Despite the difficulty of losing weight through diet and exercise alone, the Mayo Diet Clinic advises people who aren’t yet on medications to try lifestyle modification first. 

“GLP-1 drugs are a stepping stone, just like bariatric surgery. Start with lifestyle, and should you need additional tools or support, we have other options,” said Schmidt.

Spencer Nadolsky, DO, medical director of WeightWatchers, stresses that the company’s clinicians recommend GLP-1 medications only to people who meet the FDA criteria. They may receive these prescriptions after being screened for BMI eligibility and contraindications for GLP-1 drugs. After that, a WeightWatchers doctor may determine that a particular medication would be helpful to the patient, he said. 

Experts estimate that roughly half of the people who start using GLP-1 drugs discontinue them within a year, either because of their side effects or because of the cost. After they stop taking the drug, they usually regain much of the weight they lost. But if they are in a diet program, it can help them keep their weight down even after they stop the medication, Schmidt said. 

“Their thoughts of food are likely to return, and they won’t have that physiologic [i.e., drug] assistance anymore. What can aid in any form of weight loss -- or in this case, prevention of weight regain -- is to do things like self-monitoring, making sure that you stay on a calorie-restricted diet, and maintaining self-awareness. When you step on the scale and see a little bit of weight loss, you’re more likely to do the same thing tomorrow.”

Nevertheless, both Schmidt and Saunders said that people who can benefit from GLP-1 drugs should stay on them for a long time. 
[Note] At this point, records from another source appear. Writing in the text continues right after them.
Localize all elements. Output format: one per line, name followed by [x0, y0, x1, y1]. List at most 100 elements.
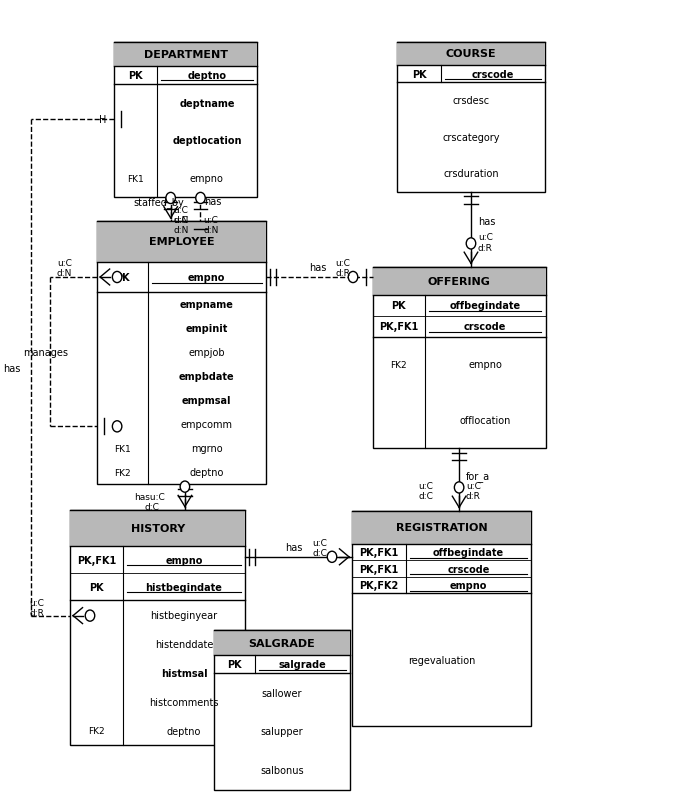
- Text: DEPARTMENT: DEPARTMENT: [144, 50, 228, 59]
- Text: sallower: sallower: [262, 688, 302, 698]
- Text: histenddate: histenddate: [155, 639, 213, 649]
- Text: salbonus: salbonus: [260, 765, 304, 776]
- Circle shape: [466, 238, 475, 249]
- Text: histbeginyear: histbeginyear: [150, 610, 217, 620]
- Text: u:C
d:C: u:C d:C: [313, 538, 327, 557]
- Text: mgrno: mgrno: [191, 444, 223, 454]
- Text: PK,FK1: PK,FK1: [359, 548, 398, 557]
- Text: crscategory: crscategory: [442, 132, 500, 143]
- Bar: [70, 510, 245, 546]
- Circle shape: [86, 610, 95, 622]
- Text: u:C
d:R: u:C d:R: [466, 481, 481, 500]
- Text: deptno: deptno: [167, 726, 201, 735]
- Text: u:C
d:R: u:C d:R: [30, 598, 45, 618]
- Circle shape: [180, 481, 190, 492]
- Text: empno: empno: [190, 174, 224, 184]
- Bar: [397, 43, 545, 66]
- Text: salgrade: salgrade: [278, 659, 326, 669]
- Circle shape: [454, 482, 464, 493]
- Bar: [115, 43, 257, 198]
- Text: PK,FK2: PK,FK2: [359, 581, 398, 590]
- Text: deptlocation: deptlocation: [172, 136, 242, 146]
- Text: u:C
d:C: u:C d:C: [418, 481, 433, 500]
- Text: crscode: crscode: [472, 70, 514, 79]
- Circle shape: [327, 552, 337, 563]
- Text: staffed_by: staffed_by: [133, 196, 184, 208]
- Text: has: has: [204, 197, 222, 207]
- Circle shape: [112, 421, 122, 432]
- Text: PK: PK: [115, 273, 130, 282]
- Text: SALGRADE: SALGRADE: [248, 638, 315, 648]
- Text: has: has: [309, 263, 326, 273]
- Bar: [115, 43, 257, 67]
- Text: FK2: FK2: [391, 361, 407, 370]
- Text: empno: empno: [188, 273, 226, 282]
- Text: empname: empname: [180, 300, 234, 310]
- Text: empmsal: empmsal: [182, 395, 231, 406]
- Text: for_a: for_a: [466, 471, 490, 481]
- Text: d:C: d:C: [144, 502, 159, 512]
- Text: crsdesc: crsdesc: [453, 96, 489, 106]
- Text: empcomm: empcomm: [181, 419, 233, 430]
- Text: empno: empno: [166, 555, 203, 565]
- Text: empbdate: empbdate: [179, 371, 235, 382]
- Circle shape: [196, 193, 205, 205]
- Text: FK1: FK1: [115, 444, 131, 453]
- Bar: [70, 510, 245, 745]
- Bar: [373, 267, 546, 449]
- Text: COURSE: COURSE: [446, 49, 496, 59]
- Text: offbegindate: offbegindate: [449, 301, 520, 311]
- Bar: [214, 630, 350, 655]
- Bar: [352, 511, 531, 545]
- Text: u:C
d:N: u:C d:N: [57, 258, 72, 277]
- Text: u:C
d:N: u:C d:N: [173, 215, 189, 235]
- Text: offlocation: offlocation: [460, 416, 511, 426]
- Bar: [352, 511, 531, 726]
- Text: hasu:C: hasu:C: [134, 493, 165, 502]
- Circle shape: [112, 272, 122, 283]
- Text: PK,FK1: PK,FK1: [379, 322, 418, 332]
- Text: deptname: deptname: [179, 99, 235, 108]
- Text: u:C
d:N: u:C d:N: [203, 215, 219, 235]
- Text: offbegindate: offbegindate: [433, 548, 504, 557]
- Text: OFFERING: OFFERING: [428, 276, 491, 286]
- Text: FK2: FK2: [88, 726, 105, 735]
- Text: PK: PK: [227, 659, 242, 669]
- Text: histmsal: histmsal: [161, 668, 207, 678]
- Bar: [214, 630, 350, 790]
- Text: regevaluation: regevaluation: [408, 655, 475, 665]
- Text: PK: PK: [391, 301, 406, 311]
- Text: u:C
d:R: u:C d:R: [335, 258, 351, 277]
- Bar: [373, 267, 546, 295]
- Text: deptno: deptno: [190, 468, 224, 478]
- Text: crscode: crscode: [447, 564, 490, 574]
- Text: salupper: salupper: [261, 727, 303, 736]
- Text: FK1: FK1: [128, 175, 144, 184]
- Text: histcomments: histcomments: [149, 697, 219, 707]
- Text: has: has: [3, 363, 21, 373]
- Text: has: has: [477, 217, 495, 227]
- Text: empno: empno: [450, 581, 487, 590]
- Text: empinit: empinit: [186, 324, 228, 334]
- Text: REGISTRATION: REGISTRATION: [395, 523, 487, 533]
- Text: PK: PK: [89, 582, 104, 592]
- Circle shape: [348, 272, 357, 283]
- Text: PK: PK: [412, 70, 426, 79]
- Text: HISTORY: HISTORY: [130, 524, 185, 533]
- Text: crsduration: crsduration: [443, 169, 499, 179]
- Text: empno: empno: [468, 360, 502, 370]
- Bar: [97, 222, 266, 484]
- Text: crscode: crscode: [464, 322, 506, 332]
- Bar: [97, 222, 266, 262]
- Text: empjob: empjob: [188, 348, 225, 358]
- Text: PK: PK: [128, 71, 143, 80]
- Text: PK,FK1: PK,FK1: [77, 555, 116, 565]
- Text: PK,FK1: PK,FK1: [359, 564, 398, 574]
- Bar: [397, 43, 545, 192]
- Text: u:C
d:N: u:C d:N: [173, 206, 189, 225]
- Text: histbegindate: histbegindate: [146, 582, 222, 592]
- Text: manages: manages: [23, 347, 68, 357]
- Circle shape: [166, 193, 175, 205]
- Text: deptno: deptno: [188, 71, 226, 80]
- Text: FK2: FK2: [115, 468, 131, 477]
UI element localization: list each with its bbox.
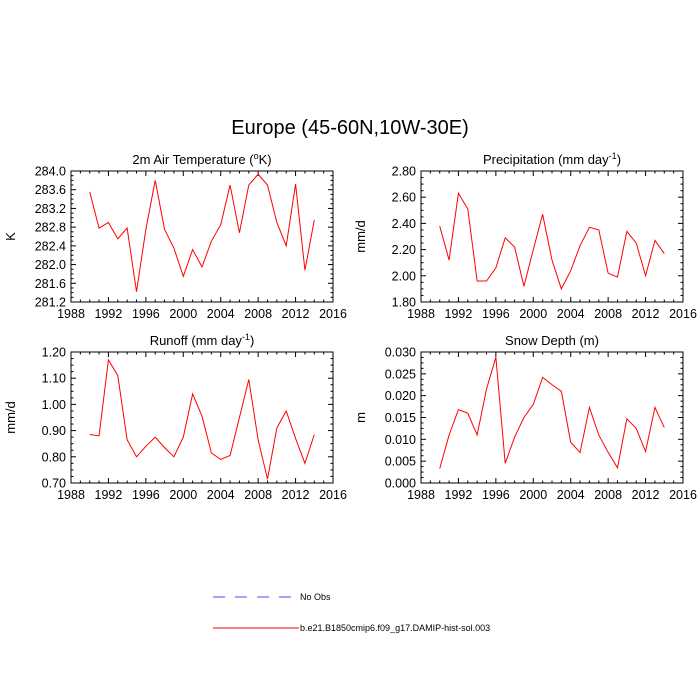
x-tick-label: 1992 bbox=[95, 307, 123, 321]
x-tick-label: 2016 bbox=[669, 488, 697, 502]
panel-precipitation: 1988 1992 1996 2000 2004 2008 2012 2016 1.80 2.00… bbox=[353, 151, 697, 321]
y-tick-label: 282.8 bbox=[35, 221, 66, 235]
series-line bbox=[439, 357, 665, 470]
panel-title-tail: ) bbox=[250, 333, 254, 348]
y-tick-label: 0.010 bbox=[385, 433, 416, 447]
series-line bbox=[89, 358, 315, 480]
x-tick-label: 2016 bbox=[669, 307, 697, 321]
figure-title: Europe (45-60N,10W-30E) bbox=[231, 117, 469, 139]
plot-frame bbox=[420, 351, 684, 484]
y-tick-label: 0.030 bbox=[385, 346, 416, 360]
panel-title-text: Snow Depth (m) bbox=[505, 333, 599, 348]
y-tick-label: 1.10 bbox=[42, 372, 66, 386]
x-tick-label: 2000 bbox=[519, 488, 547, 502]
y-tick-label: 2.20 bbox=[392, 243, 416, 257]
panel-title: Snow Depth (m) bbox=[505, 333, 599, 348]
y-tick-label: 282.4 bbox=[35, 239, 66, 253]
x-tick-label: 2004 bbox=[207, 307, 235, 321]
x-tick-label: 2008 bbox=[594, 307, 622, 321]
y-axis-label: mm/d bbox=[3, 401, 18, 434]
y-tick-label: 0.70 bbox=[42, 477, 66, 491]
x-tick-label: 1992 bbox=[445, 488, 473, 502]
x-tick-label: 1988 bbox=[407, 307, 435, 321]
panel-title-text: 2m Air Temperature ( bbox=[132, 152, 254, 167]
x-tick-label: 2012 bbox=[632, 307, 660, 321]
y-tick-label: 283.6 bbox=[35, 183, 66, 197]
y-tick-label: 284.0 bbox=[35, 165, 66, 179]
panel-title-text: Precipitation (mm day bbox=[483, 152, 609, 167]
panel-title: 2m Air Temperature (oK) bbox=[132, 151, 271, 167]
x-tick-label: 1988 bbox=[407, 488, 435, 502]
y-tick-label: 0.80 bbox=[42, 450, 66, 464]
plot-frame bbox=[420, 170, 684, 303]
y-tick-label: 2.40 bbox=[392, 217, 416, 231]
y-tick-label: 2.00 bbox=[392, 269, 416, 283]
y-tick-label: 1.20 bbox=[42, 346, 66, 360]
y-tick-label: 282.0 bbox=[35, 258, 66, 272]
x-tick-label: 2004 bbox=[557, 488, 585, 502]
x-tick-label: 1996 bbox=[132, 488, 160, 502]
panel-title-superscript: o bbox=[254, 151, 259, 161]
x-tick-label: 2016 bbox=[319, 307, 347, 321]
panel-title-tail: K) bbox=[259, 152, 272, 167]
series-line bbox=[439, 191, 665, 291]
y-tick-label: 0.020 bbox=[385, 389, 416, 403]
y-tick-label: 283.2 bbox=[35, 202, 66, 216]
panel-title: Precipitation (mm day-1) bbox=[483, 151, 621, 167]
x-tick-label: 2012 bbox=[282, 488, 310, 502]
panel-title-superscript: -1 bbox=[242, 332, 250, 342]
x-tick-label: 2004 bbox=[557, 307, 585, 321]
panel-snow-depth: 1988 1992 1996 2000 2004 2008 2012 2016 0.000 0.0… bbox=[353, 333, 697, 502]
x-tick-label: 2000 bbox=[169, 488, 197, 502]
x-tick-label: 2008 bbox=[244, 307, 272, 321]
x-tick-label: 2000 bbox=[519, 307, 547, 321]
legend-label: No Obs bbox=[300, 592, 331, 602]
series-line bbox=[89, 173, 315, 292]
y-tick-label: 281.2 bbox=[35, 296, 66, 310]
y-tick-label: 1.80 bbox=[392, 296, 416, 310]
x-tick-label: 2000 bbox=[169, 307, 197, 321]
y-axis-label: mm/d bbox=[353, 220, 368, 253]
y-tick-label: 2.60 bbox=[392, 191, 416, 205]
y-tick-label: 281.6 bbox=[35, 277, 66, 291]
y-axis-label: m bbox=[353, 412, 368, 423]
x-tick-label: 1996 bbox=[482, 307, 510, 321]
x-tick-label: 2004 bbox=[207, 488, 235, 502]
x-tick-label: 2012 bbox=[632, 488, 660, 502]
panel-title-text: Runoff (mm day bbox=[150, 333, 243, 348]
panel-title-superscript: -1 bbox=[609, 151, 617, 161]
y-axis-label: K bbox=[3, 232, 18, 241]
x-tick-label: 1988 bbox=[57, 307, 85, 321]
y-tick-label: 2.80 bbox=[392, 165, 416, 179]
panel-title: Runoff (mm day-1) bbox=[150, 332, 255, 348]
x-tick-label: 1988 bbox=[57, 488, 85, 502]
y-tick-label: 0.90 bbox=[42, 424, 66, 438]
x-tick-label: 2008 bbox=[594, 488, 622, 502]
x-tick-label: 2016 bbox=[319, 488, 347, 502]
plot-frame bbox=[70, 170, 334, 303]
x-tick-label: 1992 bbox=[95, 488, 123, 502]
y-tick-label: 1.00 bbox=[42, 398, 66, 412]
legend: No Obs b.e21.B1850cmip6.f09_g17.DAMIP-his… bbox=[213, 592, 490, 633]
panel-runoff: 1988 1992 1996 2000 2004 2008 2012 2016 0.70 0.80… bbox=[3, 332, 347, 502]
x-tick-label: 1996 bbox=[132, 307, 160, 321]
y-tick-label: 0.025 bbox=[385, 367, 416, 381]
y-tick-label: 0.005 bbox=[385, 455, 416, 469]
panel-air-temperature: 1988 1992 1996 2000 2004 2008 2012 2016 281.2 281… bbox=[3, 151, 347, 321]
y-tick-label: 0.015 bbox=[385, 411, 416, 425]
legend-label: b.e21.B1850cmip6.f09_g17.DAMIP-hist-sol.… bbox=[300, 623, 490, 633]
x-tick-label: 2012 bbox=[282, 307, 310, 321]
panel-title-tail: ) bbox=[617, 152, 621, 167]
y-tick-label: 0.000 bbox=[385, 477, 416, 491]
x-tick-label: 1992 bbox=[445, 307, 473, 321]
x-tick-label: 2008 bbox=[244, 488, 272, 502]
x-tick-label: 1996 bbox=[482, 488, 510, 502]
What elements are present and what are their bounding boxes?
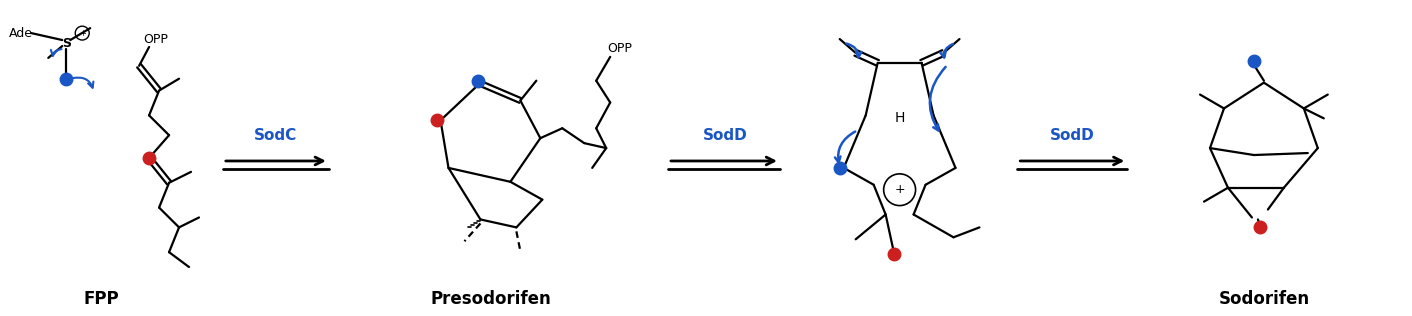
Text: +: + [79,29,86,38]
Text: SodC: SodC [254,128,298,143]
Text: Ade: Ade [10,27,34,40]
Text: Presodorifen: Presodorifen [431,290,551,308]
Text: FPP: FPP [83,290,119,308]
Text: +: + [894,183,905,196]
Text: OPP: OPP [144,33,168,46]
Text: S: S [62,37,71,50]
Text: OPP: OPP [607,42,633,56]
Text: SodD: SodD [1051,128,1094,143]
Text: Sodorifen: Sodorifen [1219,290,1309,308]
Text: SodD: SodD [703,128,747,143]
Text: H: H [894,111,905,125]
“We’d never expect someone to take a medication for blood pressure or diabetes and stop the medication once their numbers are controlled,” Saunders points out. “We’d say, ‘The medication is working, keep on taking it.’”

Even after a WeightWatchers member achieves their goal weight and transitions to a maintenance dose of their weight loss medication, “they can choose to [continue] with the GLP-1 program. This is because the program is structured to promote health at any stage of the weight loss journey," Nadolsky said. "Remaining on the program during maintenance ensures ongoing emphasis on essential habits, including ample protein intake, incorporating fruits and vegetables, maintaining hydration, and prioritizing daily activity — all important components for overall health.”